Associazione Reffratari

 

 Vestire una maschera per scoprire se stessi

La recitazione può aiutare i giovani detenuti a conoscere le proprie capacità e a investirle 

per un futuro diverso. L’associazione “I Refrattari” porta il teatro nel carcere minorile di Airola, 

in provincia di Benevento. Dando ai ragazzi un’occasione perché la loro creatività non soffochi 

dietro le sbarre

(Realizzata nel dicembre 2004)

 

A cura di Marino Occhipinti

 

Portare il teatro nei luoghi del disagio. Perché il teatro offre la possibilità di confrontarsi con le proprie emozioni e con quelle altrui, funzionando da autentico sfogo per frustrazioni e malesseri. Dal 1990, l’associazione “I Refrattari” coinvolge nella recitazione i giovani detenuti del penitenziario minorile di Airola, in provincia di Benevento. Il presidente, Nicolò Antimo, ci ha spiegato il significato che questa forma artistica assume in un luogo di pena per giovanissimi. E quanta libertà trasmetta l’interpretazione di tanti personaggi su un palcoscenico.

 

Quando e come nasce l’associazione teatrale “I Refrattari”?

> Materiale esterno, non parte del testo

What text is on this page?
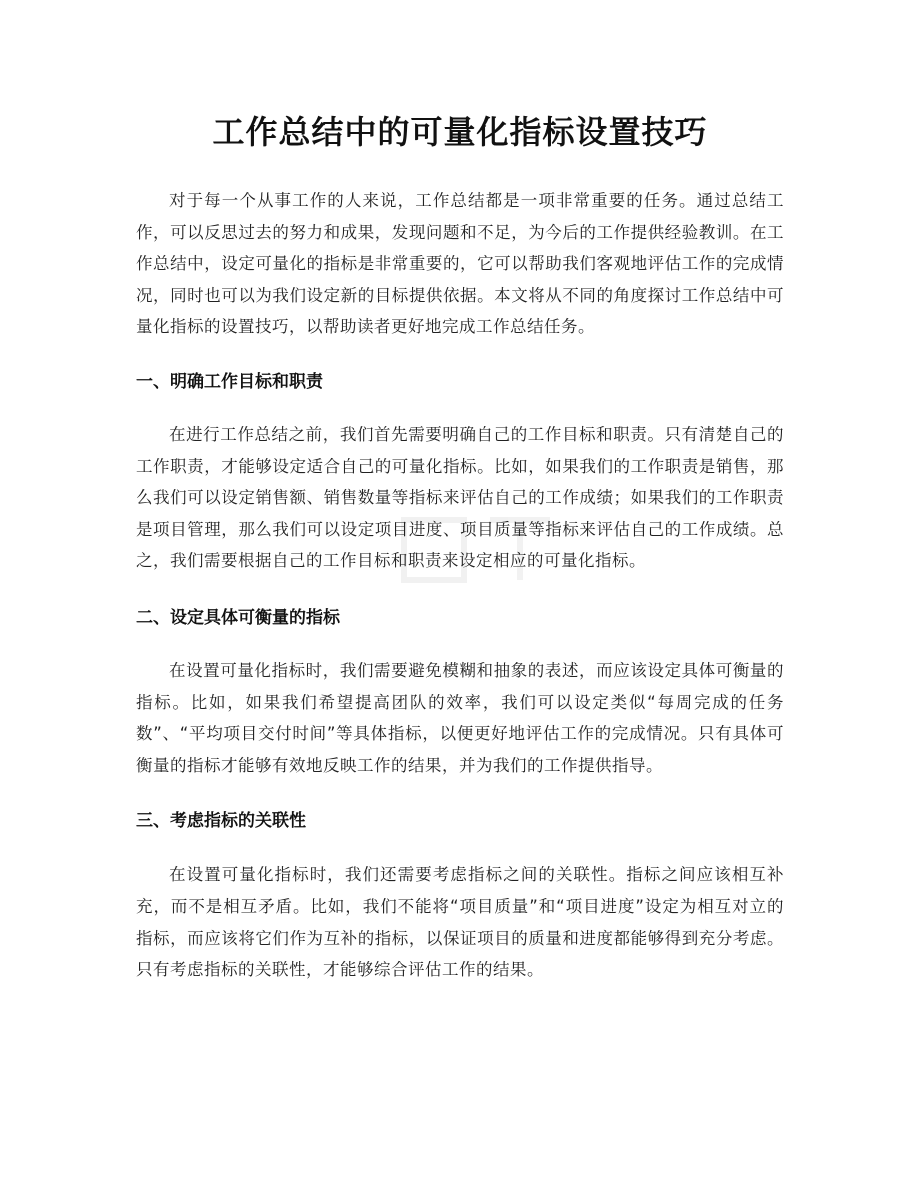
工作总结中的可量化指标设置技巧

对于每一个从事工作的人来说，工作总结都是一项非常重要的任务。通过总结工作，可以反思过去的努力和成果，发现问题和不足，为今后的工作提供经验教训。在工作总结中，设定可量化的指标是非常重要的，它可以帮助我们客观地评估工作的完成情况，同时也可以为我们设定新的目标提供依据。本文将从不同的角度探讨工作总结中可量化指标的设置技巧，以帮助读者更好地完成工作总结任务。

一、明确工作目标和职责

在进行工作总结之前，我们首先需要明确自己的工作目标和职责。只有清楚自己的工作职责，才能够设定适合自己的可量化指标。比如，如果我们的工作职责是销售，那么我们可以设定销售额、销售数量等指标来评估自己的工作成绩；如果我们的工作职责是项目管理，那么我们可以设定项目进度、项目质量等指标来评估自己的工作成绩。总之，我们需要根据自己的工作目标和职责来设定相应的可量化指标。

二、设定具体可衡量的指标

在设置可量化指标时，我们需要避免模糊和抽象的表述，而应该设定具体可衡量的指标。比如，如果我们希望提高团队的效率，我们可以设定类似“每周完成的任务数”、“平均项目交付时间”等具体指标，以便更好地评估工作的完成情况。只有具体可衡量的指标才能够有效地反映工作的结果，并为我们的工作提供指导。

三、考虑指标的关联性

在设置可量化指标时，我们还需要考虑指标之间的关联性。指标之间应该相互补充，而不是相互矛盾。比如，我们不能将“项目质量”和“项目进度”设定为相互对立的指标，而应该将它们作为互补的指标，以保证项目的质量和进度都能够得到充分考虑。只有考虑指标的关联性，才能够综合评估工作的结果。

L’associazione nasce giuridicamente nell’anno 1990, ma il nostro percorso di attori è lunghissimo. Abbiamo avuto esperienze formative con numerose compagnie teatrali, finché non abbiamo sentito l’esigenza di diffondere la nostra idea di ricerca teatrale tanto da spingerci ad associarci.

 

Quali sono gli scopi dell’associazione?

Innanzitutto, portare il teatro in luoghi dove regna il disagio, tra persone che hanno avuto poche possibilità di confrontarsi con i propri stati d’animo. Sul palcoscenico si può urlare il proprio disagio e vivere i mille colori della molteplicità attraverso i personaggi interpretati. Ma ci interessa anche educare alla conoscenza teatrale e promuovere una crescita culturale nei giovani, avvicinandoli all’arte magica della recitazione. In questo modo possono accrescere la propria conoscenza interiore, indispensabile per rafforzare le proprie capacità.

 

Quante persone fanno parte dell’associazione e con quali compiti?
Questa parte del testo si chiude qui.